If there is no useful takeaway, skip this element. Manufacturing a “lesson learned” when there is not one comes across as moralising. Skip elements that do not fit.
The tone
Three properties:
- Confident without triumphalism. “We caught this fast and contained it cleanly” is fine. “We saved you from a major attack” is performative.
- Specific without overwhelming. Timestamps and named actions ground the message. Deep technical detail waits for the deep-dive if the customer asks.

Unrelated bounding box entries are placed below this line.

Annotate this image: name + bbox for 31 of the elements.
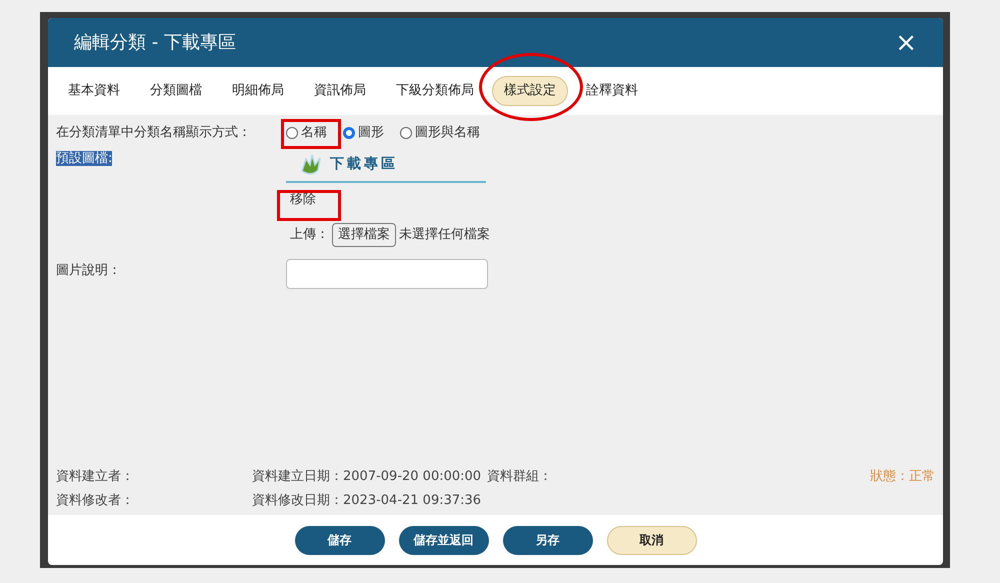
field-label: 在分類清單中分類名稱顯示方式： (56, 124, 252, 142)
upload-label: 上傳： (290, 226, 329, 244)
status-text: 狀態：正常 (870, 468, 935, 486)
radio-label: 圖形 (358, 124, 384, 142)
tab[interactable]: 明細佈局 (217, 77, 299, 105)
group-label: 資料群組： (487, 468, 552, 486)
file-status: 未選擇任何檔案 (399, 226, 490, 244)
tab[interactable]: 基本資料 (53, 77, 135, 105)
banner-text: 下載專區 (330, 155, 398, 174)
tab[interactable]: 資訊佈局 (299, 77, 381, 105)
tab[interactable]: 樣式設定 (492, 76, 568, 106)
field-label: 圖片說明： (56, 262, 122, 280)
created-date: 2007-09-20 00:00:00 (343, 468, 482, 486)
close-button[interactable]: × (895, 30, 917, 56)
cancel-button[interactable]: 取消 (606, 526, 696, 554)
tab[interactable]: 詮釋資料 (571, 77, 653, 105)
creator-label: 資料建立者： (56, 468, 135, 486)
primary-button[interactable]: 儲存並返回 (398, 526, 488, 554)
choose-file-button[interactable]: 選擇檔案 (332, 223, 396, 246)
modified-date-label: 資料修改日期： (252, 492, 343, 510)
radio-label: 圖形與名稱 (415, 124, 480, 142)
field-label: 預設圖檔: (56, 150, 112, 166)
modifier-label: 資料修改者： (56, 492, 135, 510)
tab[interactable]: 下級分類佈局 (381, 77, 489, 105)
created-date-label: 資料建立日期： (252, 468, 343, 486)
dialog-title: 編輯分類 - 下載專區 (74, 31, 236, 55)
primary-button[interactable]: 另存 (502, 526, 592, 554)
tab[interactable]: 分類圖檔 (135, 77, 217, 105)
radio-label: 名稱 (301, 124, 327, 142)
primary-button[interactable]: 儲存 (294, 526, 384, 554)
modified-date: 2023-04-21 09:37:36 (343, 492, 482, 510)
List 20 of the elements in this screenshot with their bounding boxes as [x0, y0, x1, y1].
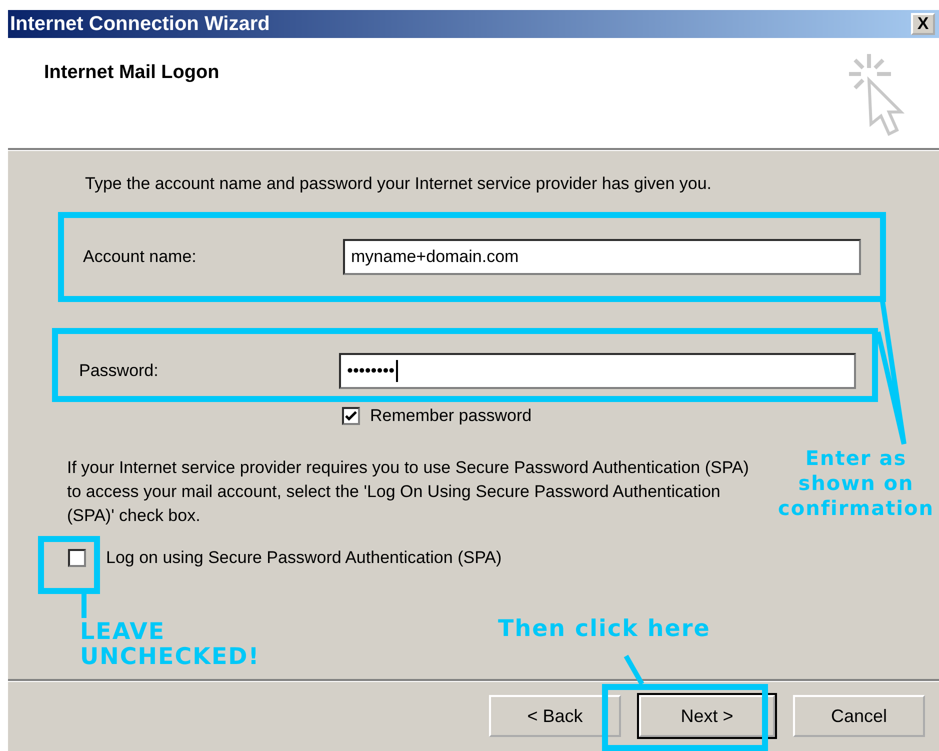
password-field[interactable]: •••••••• [339, 353, 856, 389]
wizard-button[interactable]: Cancel [793, 695, 925, 737]
annotation-text: Enter as shown on confirmation [777, 446, 935, 521]
page-heading: Internet Mail Logon [44, 62, 220, 84]
annotation-text: LEAVE UNCHECKED! [80, 620, 261, 670]
window-title: Internet Connection Wizard [9, 12, 270, 36]
account-name-field[interactable]: myname+domain.com [343, 239, 861, 275]
spa-description: If your Internet service provider requires you to use Secure Password Authentication (SPA) to access your mail account, select the 'Log On Using Secure Password Authentication (SPA)' check box. [67, 457, 750, 527]
field-label: Account name: [83, 247, 198, 267]
checkbox[interactable] [68, 549, 86, 567]
checkbox-label: Remember password [370, 406, 532, 426]
highlight-frame [38, 536, 100, 594]
close-button[interactable]: X [911, 13, 935, 35]
instruction-text: Type the account name and password your Internet service provider has given you. [85, 174, 713, 194]
checkbox[interactable] [342, 407, 360, 425]
field-label: Password: [79, 361, 160, 381]
checkbox-label: Log on using Secure Password Authentication (SPA) [106, 548, 502, 568]
wizard-button[interactable]: < Back [489, 695, 621, 737]
wizard-button[interactable]: Next > [639, 695, 775, 737]
annotation-text: Then click here [498, 616, 710, 642]
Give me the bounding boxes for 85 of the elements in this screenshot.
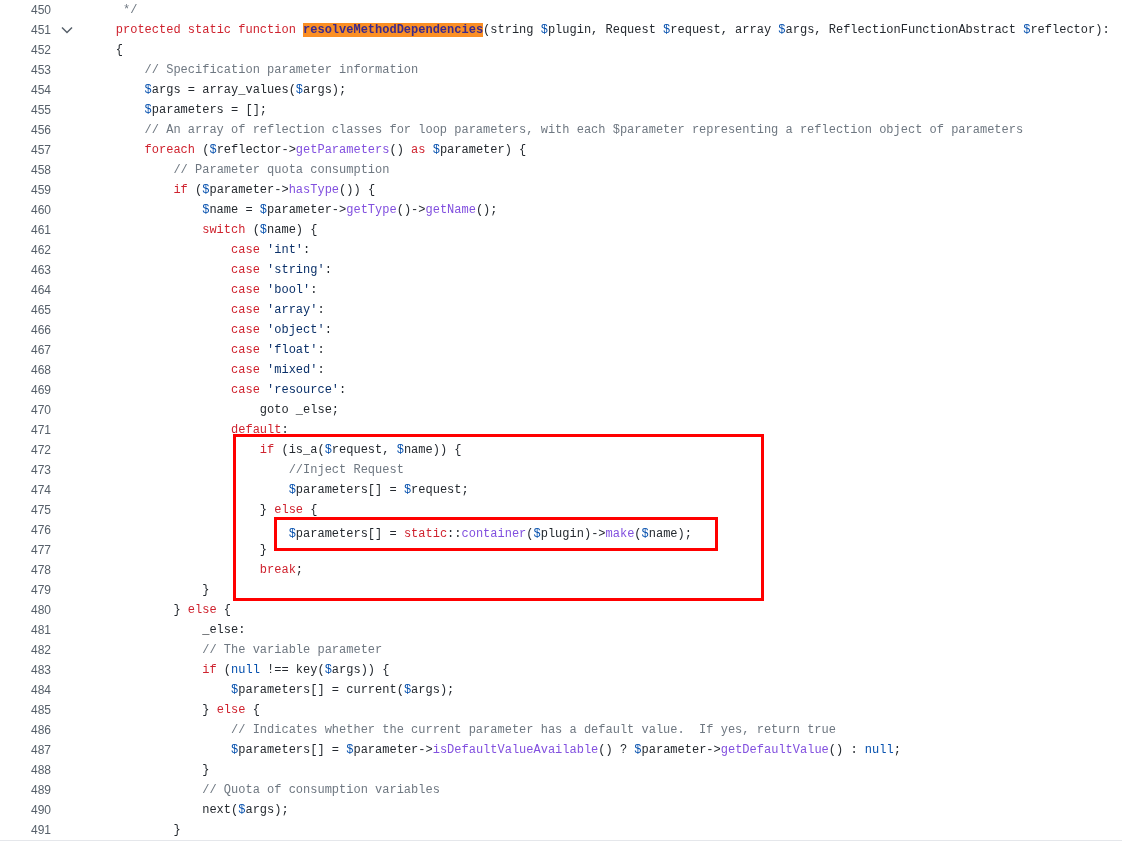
code-line: } else { <box>173 602 232 619</box>
line-number: 454 <box>29 82 51 99</box>
line-number: 481 <box>29 622 51 639</box>
code-line: next($args); <box>202 802 289 819</box>
line-number: 461 <box>29 222 51 239</box>
line-number: 486 <box>29 722 51 739</box>
code-line: // Parameter quota consumption <box>173 162 390 179</box>
code-line: } <box>202 762 210 779</box>
line-number: 469 <box>29 382 51 399</box>
code-line: protected static function resolveMethodDependencies(string $plugin, Request $request, array $args, ReflectionFunctionAbstract $reflector): <box>115 22 1110 39</box>
line-number: 475 <box>29 502 51 519</box>
line-number: 489 <box>29 782 51 799</box>
code-line: if (null !== key($args)) { <box>202 662 390 679</box>
line-number: 478 <box>29 562 51 579</box>
line-number: 466 <box>29 322 51 339</box>
code-line: $parameters[] = current($args); <box>231 682 455 699</box>
code-line: switch ($name) { <box>202 222 318 239</box>
line-number: 483 <box>29 662 51 679</box>
code-line: // Specification parameter information <box>144 62 419 79</box>
code-line: case 'string': <box>231 262 332 279</box>
line-number: 451 <box>29 22 51 39</box>
code-line: */ <box>123 2 138 19</box>
line-number: 468 <box>29 362 51 379</box>
line-number: 490 <box>29 802 51 819</box>
line-number: 487 <box>29 742 51 759</box>
line-number: 472 <box>29 442 51 459</box>
code-line: case 'float': <box>231 342 325 359</box>
code-line: case 'bool': <box>231 282 318 299</box>
code-line: case 'int': <box>231 242 311 259</box>
code-line: } <box>173 822 181 839</box>
code-line: //Inject Request <box>288 462 404 479</box>
code-line: // The variable parameter <box>202 642 383 659</box>
code-line: if ($parameter->hasType()) { <box>173 182 376 199</box>
line-number: 470 <box>29 402 51 419</box>
code-line: $parameters[] = $parameter->isDefaultValueAvailable() ? $parameter->getDefaultValue() : null; <box>231 742 901 759</box>
code-line: $parameters[] = $request; <box>288 482 469 499</box>
line-number: 450 <box>29 2 51 19</box>
code-line: case 'array': <box>231 302 325 319</box>
code-line: default: <box>231 422 289 439</box>
code-line: { <box>115 42 123 59</box>
line-number: 485 <box>29 702 51 719</box>
code-line: case 'mixed': <box>231 362 325 379</box>
code-line: goto _else; <box>259 402 340 419</box>
code-line: // Indicates whether the current parameter has a default value. If yes, return true <box>231 722 836 739</box>
code-line: if (is_a($request, $name)) { <box>259 442 462 459</box>
code-line: foreach ($reflector->getParameters() as $parameter) { <box>144 142 527 159</box>
line-number: 480 <box>29 602 51 619</box>
line-number: 459 <box>29 182 51 199</box>
code-line: $parameters = []; <box>144 102 268 119</box>
line-number: 484 <box>29 682 51 699</box>
code-line: case 'object': <box>231 322 332 339</box>
code-line: break; <box>259 562 304 579</box>
line-number: 477 <box>29 542 51 559</box>
code-line: // Quota of consumption variables <box>202 782 440 799</box>
line-number: 463 <box>29 262 51 279</box>
code-line: } <box>202 582 210 599</box>
line-number: 455 <box>29 102 51 119</box>
line-number: 476 <box>29 522 51 539</box>
chevron-down-icon[interactable] <box>61 26 73 34</box>
line-number: 460 <box>29 202 51 219</box>
code-line: case 'resource': <box>231 382 347 399</box>
line-number: 452 <box>29 42 51 59</box>
line-number: 453 <box>29 62 51 79</box>
line-number: 456 <box>29 122 51 139</box>
line-number: 464 <box>29 282 51 299</box>
line-number: 491 <box>29 822 51 839</box>
code-line: } else { <box>259 502 318 519</box>
line-number: 488 <box>29 762 51 779</box>
line-number: 467 <box>29 342 51 359</box>
line-number: 474 <box>29 482 51 499</box>
line-number: 471 <box>29 422 51 439</box>
line-number: 482 <box>29 642 51 659</box>
code-line: } else { <box>202 702 260 719</box>
line-number: 465 <box>29 302 51 319</box>
code-line: $name = $parameter->getType()->getName(); <box>202 202 498 219</box>
code-line: } <box>259 542 268 559</box>
line-number: 479 <box>29 582 51 599</box>
code-line: _else: <box>202 622 246 639</box>
line-number: 458 <box>29 162 51 179</box>
code-line: // An array of reflection classes for loop parameters, with each $parameter representing a reflection object of parameters <box>144 122 1024 139</box>
code-line: $parameters[] = static::container($plugin)->make($name); <box>288 526 692 543</box>
line-number: 473 <box>29 462 51 479</box>
code-line: $args = array_values($args); <box>144 82 347 99</box>
line-number: 457 <box>29 142 51 159</box>
line-number: 462 <box>29 242 51 259</box>
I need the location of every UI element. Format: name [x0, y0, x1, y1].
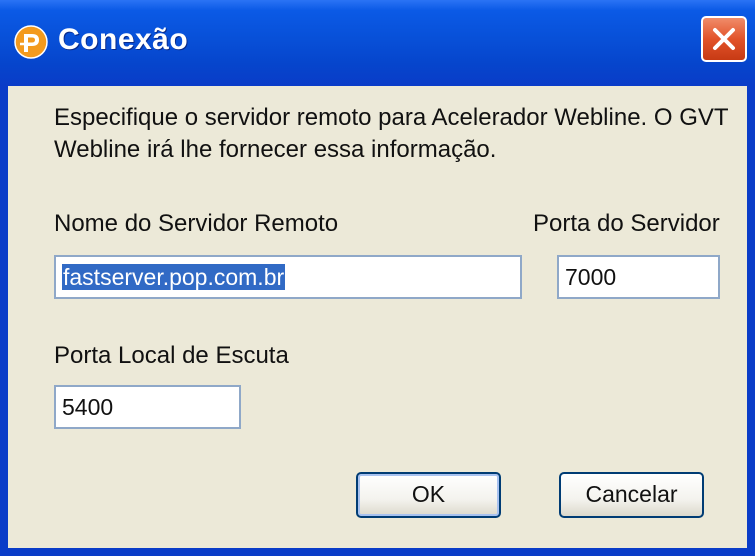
server-name-input[interactable]: fastserver.pop.com.br: [54, 255, 522, 299]
server-name-label: Nome do Servidor Remoto: [54, 210, 339, 237]
connection-dialog: Conexão Especifique o servidor remoto pa…: [0, 0, 755, 556]
server-port-label: Porta do Servidor: [533, 210, 720, 237]
server-port-input[interactable]: 7000: [557, 255, 720, 299]
window-title: Conexão: [58, 23, 189, 56]
description-text: Especifique o servidor remoto para Acele…: [54, 104, 729, 163]
title-bar[interactable]: Conexão: [0, 0, 755, 86]
close-button[interactable]: [701, 16, 747, 62]
local-port-input[interactable]: 5400: [54, 385, 241, 429]
server-name-value: fastserver.pop.com.br: [62, 264, 286, 290]
app-logo-icon: [14, 25, 48, 59]
close-icon: [713, 28, 735, 50]
local-port-label: Porta Local de Escuta: [54, 342, 289, 369]
ok-button[interactable]: OK: [356, 472, 501, 518]
cancel-button[interactable]: Cancelar: [559, 472, 704, 518]
dialog-body: Especifique o servidor remoto para Acele…: [8, 86, 747, 548]
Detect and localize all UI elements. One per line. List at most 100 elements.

- Customer-respecting. Treats the customer as someone who can handle the facts.
A worked close-out
High-severity EDR incident on WS-CONTOSO-MARKETING-04: scheduled task with encoded PowerShell calling a known-bad domain. You ran the standard workflow. The user (Sarah Johnson) confirmed she had not run anything. Remediation applied cleanly. No re-detection. You are writing the close-out to IT manager Tom Reilly.
What happened
“At 11:42 our SOC flagged a scheduled task on WS-CONTOSO-MARKETING-04 running encoded PowerShell. The encoded command was reaching out to a domain we know is malicious. The kind of mechanism attackers use to maintain quiet persistence on a host.”
What was done
“We approved the SOC’s recommended remediation. The scheduled task is gone, no further activity detected. Sarah confirmed during the verification call that she did not run anything matching this, consistent with what we saw.”
What the client should do
“No action required from your side. Your security-awareness program covers the relevant guidance (avoid clicking links in unexpected emails). Happy to walk through more if useful.”
What was learned (if applicable)
In this case, the security-awareness tie-in serves as the takeaway. If there were no useful lesson, skip this element entirely rather than manufacturing one.
The bar for a close-out: it reads cleanly six months later when it surfaces in an audit. If it does, the four elements were specific enough and the tone was right.
Common mistakes
- Skipping the “what the client should do” element because there is nothing. “Nothing” is a valid answer. Saying it explicitly closes the loop.
- Manufacturing a “lesson learned” when there is not one. Comes across as moralising. Skip the element.
- Using the close-out as a sales surface. “This is why our service is essential” framing turns the close-out into marketing. Customers notice and disengage.
When to escalate the close-out
- Critical or customer-relationship-significant incidents. Senior writes or reviews the close-out.
- The “what was learned” element involves a finding the customer might not want to hear (their own configuration created the gap, their user-training is the underlying issue). Sensitive framing. Senior or account manager handles.
- The customer relationship is tense (recent service complaint, contract negotiation). Senior owns comms during sensitivity windows.